Two kinds of being concern Claire Crowther in this collection: grandmothers and the mythical "thike". The thike is an English creature perhaps somewhere between an elf and a haggis, a risky whimsical invention which the poet uses to reflect on contemporary life, including its manifestation in the media: "The prevalence / of a unique English animal / is like a local murder." Sometimes the two themes coalesce, as when a dead elderly thike is glimpsed by the road: "That older female by the traffic island, / hair flattened – how the rush hour traffic / rubber-necked to see her, a thike out of / her moat. That mass of blackening yellow on the News."
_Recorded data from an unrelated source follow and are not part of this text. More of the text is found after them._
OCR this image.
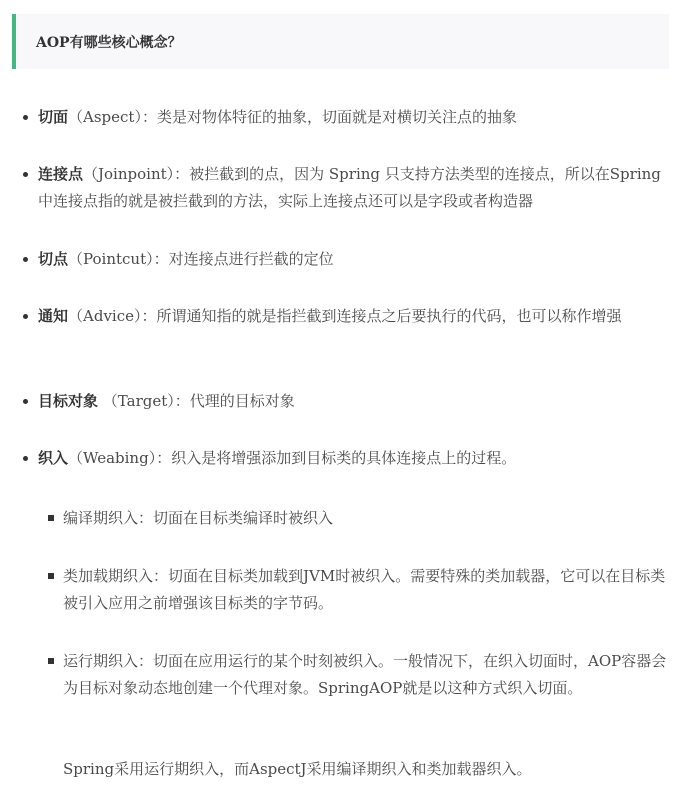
AOP有哪些核心概念？
切面（Aspect）：类是对物体特征的抽象，切面就是对横切关注点的抽象
连接点（Joinpoint）：被拦截到的点，因为 Spring 只支持方法类型的连接点，所以在Spring中连接点指的就是被拦截到的方法，实际上连接点还可以是字段或者构造器
切点（Pointcut）：对连接点进行拦截的定位
通知（Advice）：所谓通知指的就是指拦截到连接点之后要执行的代码，也可以称作增强
目标对象 （Target）：代理的目标对象
织入（Weabing）：织入是将增强添加到目标类的具体连接点上的过程。
编译期织入：切面在目标类编译时被织入
类加载期织入：切面在目标类加载到JVM时被织入。需要特殊的类加载器，它可以在目标类被引入应用之前增强该目标类的字节码。
运行期织入：切面在应用运行的某个时刻被织入。一般情况下，在织入切面时，AOP容器会为目标对象动态地创建一个代理对象。SpringAOP就是以这种方式织入切面。
Spring采用运行期织入，而AspectJ采用编译期织入和类加载器织入。
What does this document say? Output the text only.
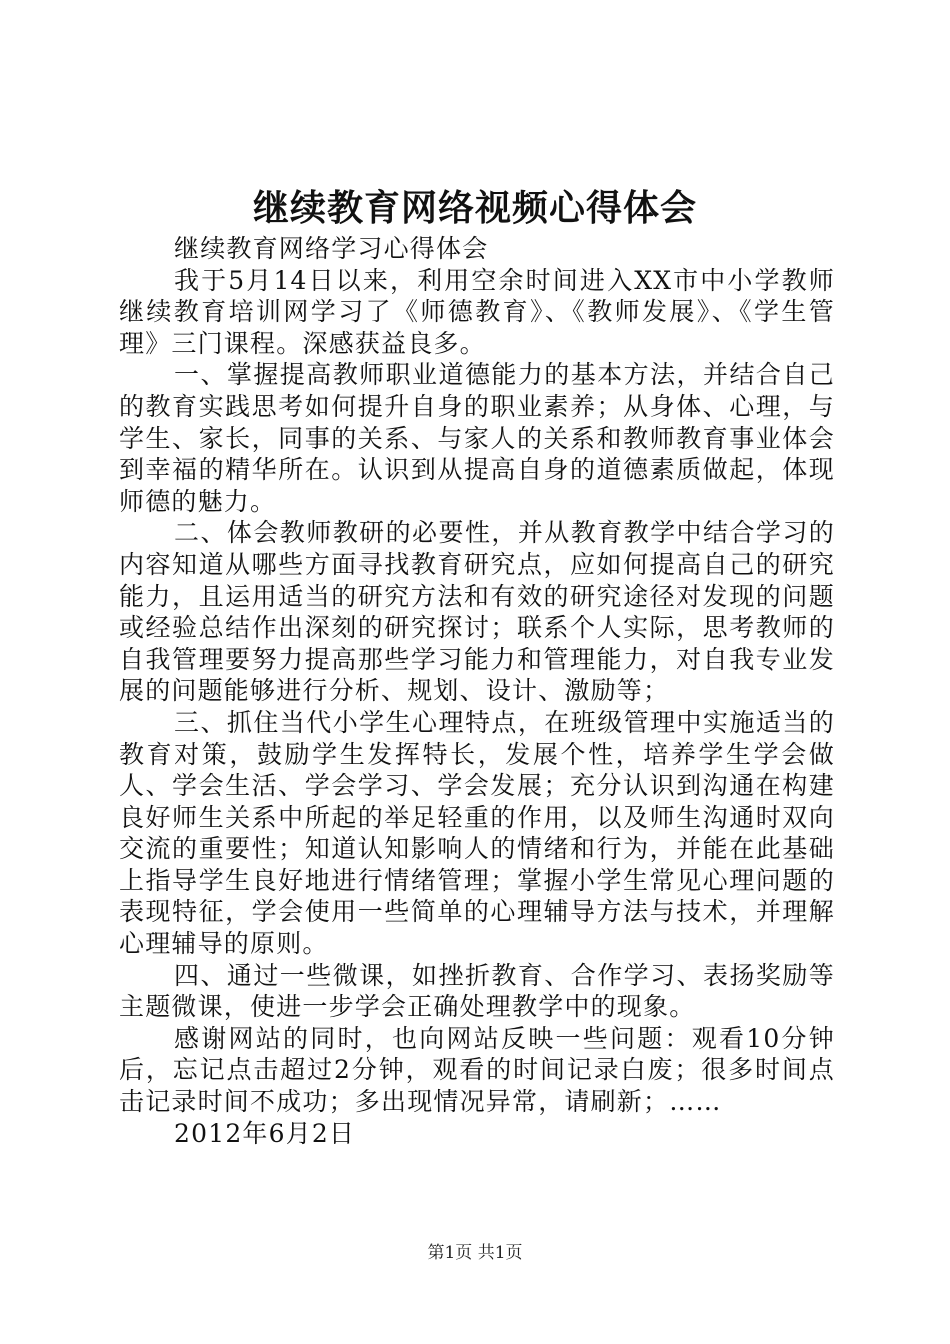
继续教育网络视频心得体会

继续教育网络学习心得体会

我于5月14日以来，利用空余时间进入XX市中小学教师继续教育培训网学习了《师德教育》、《教师发展》、《学生管理》三门课程。深感获益良多。

一、掌握提高教师职业道德能力的基本方法，并结合自己的教育实践思考如何提升自身的职业素养；从身体、心理，与学生、家长，同事的关系、与家人的关系和教师教育事业体会到幸福的精华所在。认识到从提高自身的道德素质做起，体现师德的魅力。

二、体会教师教研的必要性，并从教育教学中结合学习的内容知道从哪些方面寻找教育研究点，应如何提高自己的研究能力，且运用适当的研究方法和有效的研究途径对发现的问题或经验总结作出深刻的研究探讨；联系个人实际，思考教师的自我管理要努力提高那些学习能力和管理能力，对自我专业发展的问题能够进行分析、规划、设计、激励等；

三、抓住当代小学生心理特点，在班级管理中实施适当的教育对策，鼓励学生发挥特长，发展个性，培养学生学会做人、学会生活、学会学习、学会发展；充分认识到沟通在构建良好师生关系中所起的举足轻重的作用，以及师生沟通时双向交流的重要性；知道认知影响人的情绪和行为，并能在此基础上指导学生良好地进行情绪管理；掌握小学生常见心理问题的表现特征，学会使用一些简单的心理辅导方法与技术，并理解心理辅导的原则。

四、通过一些微课，如挫折教育、合作学习、表扬奖励等主题微课，使进一步学会正确处理教学中的现象。

感谢网站的同时，也向网站反映一些问题：观看10分钟后，忘记点击超过2分钟，观看的时间记录白废；很多时间点击记录时间不成功；多出现情况异常，请刷新；……

2012年6月2日

第1页 共1页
Grandmothers are the heart of this book, however. In poem after poem Crowther pays them attentive tribute and, more generally, lyricises the lives of late middle-aged and elderly women. In one piece, devoted to a woman from centuries ago, she asks the reader to "take note of my grandmother’s white veil," but also "that her red cheeks plump / all wrinkles out." The women here have experience but also a kind of residual youthfulness which can help in the most unlikely and sometimes sorrowful circumstances. In the poem "Mine, Then", Crowther focuses on the continuing AIDS crisis where those grandmothers who have lost their own daughters may now have inherited their orphaned grandchildren. The grandmother’s special qualities offer endurance against such a tragedy: "it was as easy to make them laugh / as to find a vein."

The sequence "St Anne’s Apocrypha" is perhaps the culmination of Crowther’s theme, the Anne here being the grandmother of Jesus. That Anne bore Mary only later in life is a muted oblique premonition of Mary’s own extraordinary pregnancy. However, Crowther is seldom merely a story-teller. Yes, her poems can be crystal-clear, as with her sharp observations about a visit to the zoo café in the title poem – "My granddaughter / opened a Kid’s Bag. I wound / the clockwork gift." – but even here note the transformation of expectation in that "clockwork". The suggestion of a timepiece, so often associated with old age (grandfather clocks, wind-up watches), becomes here a plastic freebie. Yet, even so, most often Crowther’s work is riddling, veering, mysterious; deadly serious or quietly funny.